Ketegangan antara Israel dan Iran kembali memuncak setelah serangan militer terbaru yang dilancarkan oleh Israel terhadap beberapa fasilitas strategis di wilayah Iran. Serangan ini memicu kecaman internasional dan mengundang perhatian dunia, namun apa sebenarnya yang menjadi pemicu tindakan militer ini?
Serangan Israel disebut-sebut sebagai respons terhadap dugaan aktivitas pengembangan senjata nuklir yang dilakukan oleh Iran. Tel Aviv mengklaim bahwa Teheran semakin mendekati kemampuan untuk memproduksi senjata nuklir, yang dianggap sebagai ancaman serius bagi keamanan nasional Israel. Sebagai bentuk pencegahan, Israel melakukan operasi pre-emptive guna menghentikan apa yang mereka anggap sebagai ancaman eksistensial.
Selain faktor nuklir, konflik ini juga diperkeruh oleh keterlibatan Iran dalam mendukung kelompok-kelompok bersenjata di wilayah seperti Suriah, Lebanon, dan Gaza. Dukungan Iran terhadap Hezbollah dan milisi proksi lainnya membuat Israel merasa terancam secara regional. Serangan ini dianggap sebagai bagian dari strategi defensif Israel untuk membatasi pengaruh Iran di kawasan Timur Tengah.

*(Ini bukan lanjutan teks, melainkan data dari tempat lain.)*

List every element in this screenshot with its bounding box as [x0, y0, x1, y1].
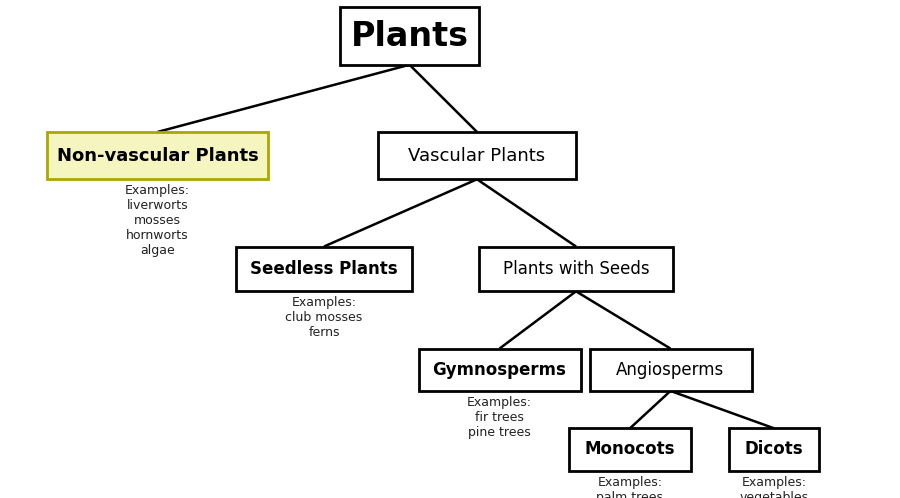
Text: Plants: Plants	[350, 19, 469, 53]
FancyBboxPatch shape	[47, 132, 268, 179]
Text: Vascular Plants: Vascular Plants	[409, 146, 545, 165]
FancyBboxPatch shape	[378, 132, 576, 179]
FancyBboxPatch shape	[236, 247, 411, 291]
Text: Examples:
club mosses
ferns: Examples: club mosses ferns	[285, 296, 363, 339]
Text: Non-vascular Plants: Non-vascular Plants	[57, 146, 258, 165]
Text: Examples:
vegetables
flowers: Examples: vegetables flowers	[740, 476, 808, 498]
Text: Dicots: Dicots	[744, 440, 804, 459]
Text: Plants with Seeds: Plants with Seeds	[503, 260, 649, 278]
Text: Seedless Plants: Seedless Plants	[250, 260, 398, 278]
FancyBboxPatch shape	[569, 428, 691, 471]
FancyBboxPatch shape	[729, 428, 819, 471]
FancyBboxPatch shape	[340, 7, 479, 65]
FancyBboxPatch shape	[590, 349, 752, 391]
Text: Examples:
liverworts
mosses
hornworts
algae: Examples: liverworts mosses hornworts al…	[125, 184, 190, 257]
FancyBboxPatch shape	[479, 247, 673, 291]
Text: Monocots: Monocots	[585, 440, 675, 459]
Text: Examples:
fir trees
pine trees: Examples: fir trees pine trees	[467, 396, 532, 439]
Text: Gymnosperms: Gymnosperms	[433, 361, 566, 379]
FancyBboxPatch shape	[418, 349, 580, 391]
Text: Examples:
palm trees
tulips
lillies
orchids: Examples: palm trees tulips lillies orch…	[597, 476, 663, 498]
Text: Angiosperms: Angiosperms	[616, 361, 724, 379]
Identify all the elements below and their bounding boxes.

Dari sisi geopolitik, ketegangan ini juga berkaitan erat dengan perubahan dinamika aliansi internasional. Meningkatnya dukungan Rusia dan Tiongkok terhadap Iran serta memburuknya hubungan AS-Iran turut memperkeruh situasi. Israel, sebagai sekutu utama Amerika Serikat di Timur Tengah, memandang bahwa aksi militer adalah langkah strategis untuk menegaskan posisi dan kekuatannya di kawasan.
Serangan ini menimbulkan pertanyaan besar mengenai kemungkinan eskalasi konflik lebih lanjut. Iran telah mengancam akan membalas jika serangan terus berlanjut. Dunia internasional pun menyerukan deeskalasi dan dialog diplomatik agar perang terbuka dapat dihindari. Namun, selama kedua negara masih saling curiga dan tidak ada jalur komunikasi yang efektif, potensi konflik skala besar akan terus menghantui kawasan.